A special child health station has been created to ensure ill children are treated holistically.
The clinic also serves as a growth monitoring point. There are 13 in Kanyama, with as many as 400 children attending each session.
Beauty Maluti, the head nurse at Location Urban Clinic in Kasama, reports that IMCI has also had a huge impact on the quality of care provided to children there since it was implemented in 2002. Before that, many conditions would go untreated in children, she says.

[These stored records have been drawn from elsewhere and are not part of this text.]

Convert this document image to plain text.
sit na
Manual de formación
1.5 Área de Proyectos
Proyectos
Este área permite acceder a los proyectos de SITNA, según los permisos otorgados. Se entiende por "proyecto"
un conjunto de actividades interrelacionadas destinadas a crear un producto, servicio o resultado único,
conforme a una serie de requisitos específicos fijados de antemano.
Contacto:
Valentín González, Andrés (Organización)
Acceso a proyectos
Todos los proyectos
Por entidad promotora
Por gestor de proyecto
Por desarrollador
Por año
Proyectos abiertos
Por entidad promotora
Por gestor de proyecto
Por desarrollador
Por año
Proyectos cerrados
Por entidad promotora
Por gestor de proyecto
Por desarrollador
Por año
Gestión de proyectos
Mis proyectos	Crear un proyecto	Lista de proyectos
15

“Normally, when a mother comes in she will present what is worrying her the most,” Ms. Maluti said. “So some conditions, which were not very pressing, would be ignored.”
Now, 18 of the clinic’s 20 nurses are trained in IMCI.
“Last year we saw more than 5,000 children. But according to reports from the community, there were only 70 deaths (of children under five),” she said, adding that the 70 deaths were caused by malaria.
Prior to the implementation of the Moyo Wa Bana project, the death rate of children under five was 28 per cent in the district. Now it has been reduced to less than five per cent, she said.
CARE came to Zambia in 1992 at the invitation of the Zambian government. Initially, its activities focused on emergency relief and on interventions to mitigate the extreme poverty in urban areas. CARE’s programming has since shifted to focus on long-term sustainable community-based development projects such as Moyo Wa Bana.
Ms. Mwendafilumba notes the project falls in line with the Zambian Ministry of Health’s plan to provide quality service as close as possible to the family.
“This whole strategy is moving the delivery of health services and the availability,” says Steve Power, CARE’s assistant country director in Zambia. “The poorer people are, the less likely they are to go to a clinic. They don’t have the bus fare. People will only go at the point at which it is too late.”